Looking for Labour Market Information (LMI)? Me too – here’s a list of the places I go for LMI, but I want to know what else is out there, particularly from outside of Australia, so if you’ve got a hot tip please share it.

  1. Labour Market Insights (Australian Govt) – dive into LMI by region, industry, and occupation. This is a pretty good site, which quite a bit of detail including stats as well as ‘softer’ info on skills, working hours etc. We keep being warned that they’re going to archive this site, but I’m hoping they move it holus bolus to the new Jobs and Skills Australia site
    labourmarketinsights.gov.au/
  2. Nowcast of Employment by Region and Occupation (NERO) Dashboard – another great site that will (hopefully) still exist once it moves to Jobs and Skills Australia – the NERO Dashboard allows you to search by region and then dig into the details around who’s employed in which jobs. The data is updated monthly from a range of sources and could be great when working with clients in specific areas
    www.nationalskillscommission.gov.au/topics/nero/nero-dashboard
  3. OECD Labour Statistics – if you’re looking for data around labour market participation then you’ll find high level data here. This data could help you stay aware of global trends, but may not be as relevant when working with individual clients. There’s also a set of data on unemployment rates by age from OECD countries, which could be useful if you’re talking to young people who are considering studying or working overseas for a period
    www.oecd.org/sdd/labour-stats/
  4. Gallup – not strictly LMI, but Gallup have some great data around employee engagement and wellbeing which is well worth a read, as well as data on things like the proportion of hybrid work. The data tends to be from the US.

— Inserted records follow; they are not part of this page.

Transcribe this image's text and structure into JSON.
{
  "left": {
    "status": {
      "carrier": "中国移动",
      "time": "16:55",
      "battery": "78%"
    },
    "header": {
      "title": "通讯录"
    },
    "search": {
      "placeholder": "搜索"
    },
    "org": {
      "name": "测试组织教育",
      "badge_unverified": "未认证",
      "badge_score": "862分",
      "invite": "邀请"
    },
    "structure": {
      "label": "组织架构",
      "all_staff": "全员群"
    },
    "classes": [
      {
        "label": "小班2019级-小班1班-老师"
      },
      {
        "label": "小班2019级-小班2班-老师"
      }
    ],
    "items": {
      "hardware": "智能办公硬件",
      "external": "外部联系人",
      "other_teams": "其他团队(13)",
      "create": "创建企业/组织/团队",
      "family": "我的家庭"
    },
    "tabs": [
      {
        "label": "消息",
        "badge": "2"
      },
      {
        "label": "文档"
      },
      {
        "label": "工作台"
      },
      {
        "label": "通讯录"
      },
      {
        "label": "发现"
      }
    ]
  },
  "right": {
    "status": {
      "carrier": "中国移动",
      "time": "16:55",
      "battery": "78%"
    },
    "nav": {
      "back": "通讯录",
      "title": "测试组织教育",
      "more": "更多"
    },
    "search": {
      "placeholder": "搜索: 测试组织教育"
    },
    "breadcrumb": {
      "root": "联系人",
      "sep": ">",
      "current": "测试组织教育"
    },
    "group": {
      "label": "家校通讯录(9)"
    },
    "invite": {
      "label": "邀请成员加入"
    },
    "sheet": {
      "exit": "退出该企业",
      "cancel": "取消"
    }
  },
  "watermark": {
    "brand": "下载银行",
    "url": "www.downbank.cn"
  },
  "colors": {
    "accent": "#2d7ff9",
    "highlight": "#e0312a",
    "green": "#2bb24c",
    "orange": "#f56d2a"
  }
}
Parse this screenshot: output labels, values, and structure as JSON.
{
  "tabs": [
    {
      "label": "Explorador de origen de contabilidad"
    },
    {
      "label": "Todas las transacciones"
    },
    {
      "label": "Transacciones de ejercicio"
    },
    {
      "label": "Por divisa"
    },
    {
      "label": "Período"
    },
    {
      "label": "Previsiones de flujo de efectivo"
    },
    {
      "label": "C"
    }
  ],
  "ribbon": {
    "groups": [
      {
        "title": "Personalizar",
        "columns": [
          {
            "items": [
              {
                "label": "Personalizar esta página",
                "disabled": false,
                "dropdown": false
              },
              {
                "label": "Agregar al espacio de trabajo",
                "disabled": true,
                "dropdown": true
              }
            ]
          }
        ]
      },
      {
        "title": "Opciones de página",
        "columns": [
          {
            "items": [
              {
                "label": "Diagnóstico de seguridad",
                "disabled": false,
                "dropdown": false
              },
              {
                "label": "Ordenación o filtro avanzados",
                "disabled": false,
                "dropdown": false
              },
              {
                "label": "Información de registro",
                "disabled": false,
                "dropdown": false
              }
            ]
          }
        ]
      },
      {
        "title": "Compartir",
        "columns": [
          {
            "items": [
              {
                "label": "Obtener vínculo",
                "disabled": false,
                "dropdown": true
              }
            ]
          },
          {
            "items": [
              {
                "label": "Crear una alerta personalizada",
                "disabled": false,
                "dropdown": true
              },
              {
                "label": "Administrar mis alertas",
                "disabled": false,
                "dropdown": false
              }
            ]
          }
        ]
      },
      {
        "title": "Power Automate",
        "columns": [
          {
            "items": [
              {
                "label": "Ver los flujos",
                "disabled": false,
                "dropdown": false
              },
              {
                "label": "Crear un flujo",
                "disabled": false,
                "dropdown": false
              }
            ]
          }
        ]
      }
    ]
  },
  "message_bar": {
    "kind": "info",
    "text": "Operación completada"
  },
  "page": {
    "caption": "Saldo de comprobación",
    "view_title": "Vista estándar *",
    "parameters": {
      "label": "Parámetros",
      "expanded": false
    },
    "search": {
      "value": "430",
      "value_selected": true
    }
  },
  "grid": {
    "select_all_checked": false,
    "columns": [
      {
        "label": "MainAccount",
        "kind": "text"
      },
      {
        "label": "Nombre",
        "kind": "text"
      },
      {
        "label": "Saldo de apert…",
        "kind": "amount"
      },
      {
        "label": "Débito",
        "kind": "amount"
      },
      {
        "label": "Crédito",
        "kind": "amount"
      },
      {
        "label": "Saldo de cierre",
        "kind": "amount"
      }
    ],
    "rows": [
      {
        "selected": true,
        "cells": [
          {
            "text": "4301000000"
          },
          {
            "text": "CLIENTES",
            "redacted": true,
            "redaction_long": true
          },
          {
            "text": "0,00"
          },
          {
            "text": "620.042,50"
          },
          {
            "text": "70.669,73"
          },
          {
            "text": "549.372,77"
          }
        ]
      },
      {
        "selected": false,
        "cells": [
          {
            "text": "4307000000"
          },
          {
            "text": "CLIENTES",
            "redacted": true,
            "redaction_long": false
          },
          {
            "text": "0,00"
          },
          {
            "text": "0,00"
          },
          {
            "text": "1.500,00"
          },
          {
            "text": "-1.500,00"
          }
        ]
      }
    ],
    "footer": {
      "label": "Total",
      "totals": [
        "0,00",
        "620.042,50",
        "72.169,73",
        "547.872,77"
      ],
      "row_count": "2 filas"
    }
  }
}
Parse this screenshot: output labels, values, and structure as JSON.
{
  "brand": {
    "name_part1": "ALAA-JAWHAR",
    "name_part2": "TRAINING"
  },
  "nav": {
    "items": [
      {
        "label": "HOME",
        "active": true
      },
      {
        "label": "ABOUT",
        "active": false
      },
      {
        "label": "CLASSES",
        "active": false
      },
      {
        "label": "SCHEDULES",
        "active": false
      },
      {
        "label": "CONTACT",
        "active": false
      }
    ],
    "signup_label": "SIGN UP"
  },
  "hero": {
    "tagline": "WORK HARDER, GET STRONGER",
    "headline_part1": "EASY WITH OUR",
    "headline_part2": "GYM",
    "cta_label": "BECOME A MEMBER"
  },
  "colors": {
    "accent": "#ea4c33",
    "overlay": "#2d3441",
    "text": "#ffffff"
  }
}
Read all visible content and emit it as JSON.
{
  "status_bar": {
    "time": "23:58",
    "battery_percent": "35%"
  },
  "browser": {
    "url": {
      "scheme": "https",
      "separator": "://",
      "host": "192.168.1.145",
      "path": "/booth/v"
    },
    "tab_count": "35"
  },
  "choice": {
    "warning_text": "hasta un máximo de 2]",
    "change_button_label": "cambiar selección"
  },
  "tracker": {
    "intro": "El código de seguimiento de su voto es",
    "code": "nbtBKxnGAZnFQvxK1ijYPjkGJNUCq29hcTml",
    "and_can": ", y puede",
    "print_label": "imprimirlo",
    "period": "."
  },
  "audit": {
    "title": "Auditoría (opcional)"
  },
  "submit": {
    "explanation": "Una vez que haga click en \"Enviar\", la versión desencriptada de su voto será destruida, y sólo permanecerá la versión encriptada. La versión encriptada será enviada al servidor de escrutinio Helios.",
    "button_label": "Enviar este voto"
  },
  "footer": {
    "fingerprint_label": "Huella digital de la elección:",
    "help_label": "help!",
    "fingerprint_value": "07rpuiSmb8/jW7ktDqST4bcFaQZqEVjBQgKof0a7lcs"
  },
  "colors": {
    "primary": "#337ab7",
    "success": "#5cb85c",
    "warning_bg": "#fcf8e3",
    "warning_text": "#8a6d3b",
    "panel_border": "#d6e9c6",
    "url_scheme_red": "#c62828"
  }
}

    www.gallup.com/394169/global-indicators.aspx
  5. International Labour Organisation (ILO) offer reports and a data tool that focus on how people work and the trends they’re noticing from across the globe. You can view global data or zoom in and search by region or country, and you can learn about specific things like the number of NEETs
    www.ilo.org/global/research/global-reports/weso/trends2022/lang–en/index.htm
  6. Job Bank (Canadian Government) – the Trend Analysis section of this site is great for exploring jobs – it’s pretty similar to the Labour Market Insights site from Australia, only they break the data into outlooks by region, which could be really useful if you’re working with clients trying to identify where their skills could fit
    www.jobbank.gc.ca/trend-analysis
  7. Australian Skills Classification Similar Occupations – speaking of finding out where your skills could fit, the ASC has a handy tool that allows you to search by role to find roles that use the same set of skills, which could be great to use with clients who are transitioning mid-career
    www.nationalskillscommission.gov.au/australian-skills-classification#similarity
  8. US Bureau of Labor Statistics – if you can handle a website that looks like it was designed in 2002 there is some good data here. Most of it centres around wages, unemployment rates etc. by region, but there are also some great resources that look at working conditions which I haven’t found elsewhere.